What parliaments are there for, cont'd

Mark Reynolds draws my attention to the argument of Ottawa international affairs commentator Philippe Lagassé that the British parliament's rejection of the cabinet's plan to make war on Syria is actually a threat to parliamentary democracy, not the affirmation of it that I was saluting yesterday. Lagassé's argument is here and worth reading, but this is the gist of it:
In simple terms, I’m worried that they’re granting the House of Commons control over executive functions and Crown powers without MPs having to take responsibility for their actions, namely by making a government fall and replacing it with a ministry that can command the support of the House. If the Commons can veto a number executive powers and decisions without withdrawing confidence in the government, I’m concerned that they’re allowing to House to dictate executive decisions without forcing MPs to accept a equal degree of consequence for their choices.

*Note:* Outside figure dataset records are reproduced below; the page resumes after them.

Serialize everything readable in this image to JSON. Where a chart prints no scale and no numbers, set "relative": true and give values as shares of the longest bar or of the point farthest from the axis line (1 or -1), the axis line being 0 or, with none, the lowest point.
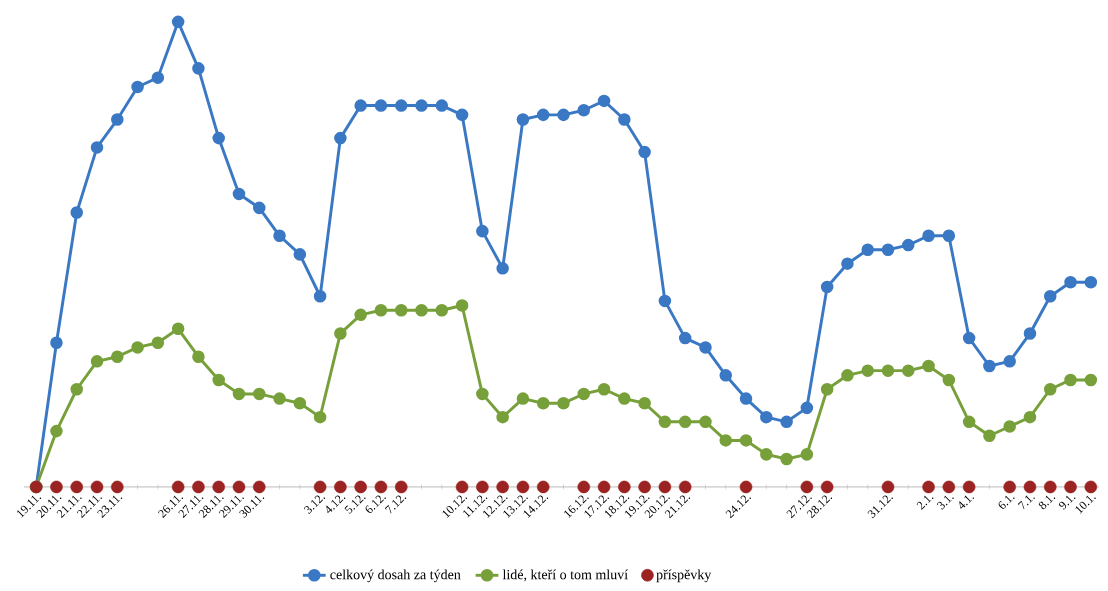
{
  "chart_data": {
    "type": "line",
    "relative": true,
    "marker": "circle",
    "line_style": "solid",
    "legend": "bottom",
    "grid": false,
    "categories": [
      "19.11.",
      "20.11.",
      "21.11.",
      "22.11.",
      "23.11.",
      null,
      null,
      "26.11.",
      "27.11.",
      "28.11.",
      "29.11.",
      "30.11.",
      null,
      null,
      "3.12.",
      "4.12.",
      "5.12.",
      "6.12.",
      "7.12.",
      null,
      null,
      "10.12.",
      "11.12.",
      "12.12.",
      "13.12.",
      "14.12.",
      null,
      "16.12.",
      "17.12.",
      "18.12.",
      "19.12.",
      "20.12.",
      "21.12.",
      null,
      null,
      "24.12.",
      null,
      null,
      "27.12.",
      "28.12.",
      null,
      null,
      "31.12.",
      null,
      "2.1.",
      "3.1.",
      "4.1.",
      null,
      "6.1.",
      "7.1.",
      "8.1.",
      "9.1.",
      "10.1."
    ],
    "series": [
      {
        "name": "celkový dosah za týden",
        "color": "#3a78c4",
        "values": [
          0,
          0.31,
          0.59,
          0.73,
          0.79,
          0.86,
          0.88,
          1.0,
          0.9,
          0.75,
          0.63,
          0.6,
          0.54,
          0.5,
          0.41,
          0.75,
          0.82,
          0.82,
          0.82,
          0.82,
          0.82,
          0.8,
          0.55,
          0.47,
          0.79,
          0.8,
          0.8,
          0.81,
          0.83,
          0.79,
          0.72,
          0.4,
          0.32,
          0.3,
          0.24,
          0.19,
          0.15,
          0.14,
          0.17,
          0.43,
          0.48,
          0.51,
          0.51,
          0.52,
          0.54,
          0.54,
          0.32,
          0.26,
          0.27,
          0.33,
          0.41,
          0.44,
          0.44
        ]
      },
      {
        "name": "lidé, kteří o tom mluví",
        "color": "#77a03a",
        "values": [
          0,
          0.12,
          0.21,
          0.27,
          0.28,
          0.3,
          0.31,
          0.34,
          0.28,
          0.23,
          0.2,
          0.2,
          0.19,
          0.18,
          0.15,
          0.33,
          0.37,
          0.38,
          0.38,
          0.38,
          0.38,
          0.39,
          0.2,
          0.15,
          0.19,
          0.18,
          0.18,
          0.2,
          0.21,
          0.19,
          0.18,
          0.14,
          0.14,
          0.14,
          0.1,
          0.1,
          0.07,
          0.06,
          0.07,
          0.21,
          0.24,
          0.25,
          0.25,
          0.25,
          0.26,
          0.23,
          0.14,
          0.11,
          0.13,
          0.15,
          0.21,
          0.23,
          0.23
        ]
      },
      {
        "name": "příspěvky",
        "type": "scatter",
        "color": "#9b2423",
        "values": [
          0,
          0,
          0,
          0,
          0,
          null,
          null,
          0,
          0,
          0,
          0,
          0,
          null,
          null,
          0,
          0,
          0,
          0,
          0,
          null,
          null,
          0,
          0,
          0,
          0,
          0,
          null,
          0,
          0,
          0,
          0,
          0,
          0,
          null,
          null,
          0,
          null,
          null,
          0,
          0,
          null,
          null,
          0,
          null,
          0,
          0,
          0,
          null,
          0,
          0,
          0,
          0,
          0
        ]
      }
    ]
  }
}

In effect, I wonder if the UK is embracing too much check and not enough balance.
 Y'know, I mostly agree with Lagassé on the principles. Ultimately the responsibility of the House is to sustain or throw out governments, not to manipulate policy details and leave the cabinet to carry them out.

A cabinet does have executive responsibilities. The Cameron government might still assert crown prerogative to pursue a war policy in Syria -- thereby putting itself in conflict with the House and probably the public too. And the House would have to either knuckle under or defeat the government.

But there has to be a tension between the government and the house. On matters as momentous as war, a government needs to be able to test Parliament's temper short of triggering a confidence vote. So Cameron asked the House its opinion, got an answer he did not want -- and decided not to pursue that fight any further.  The British house, as I see it, was not usurping the executive role, merely warning the executive it did not like the government's plan, and that if it was pursued there might be consequences up to and including a confidence vote.

"Crown prerogative" is not a blank cheque; the crown has as much prerogative as the house is willing to allow to it. Our Canadian problem is that our docile-to-the-point-of irrelevance caucuses mean the house will grant the leadership ANYTHING. As we just saw in Britain, that isn't the case in real parliaments.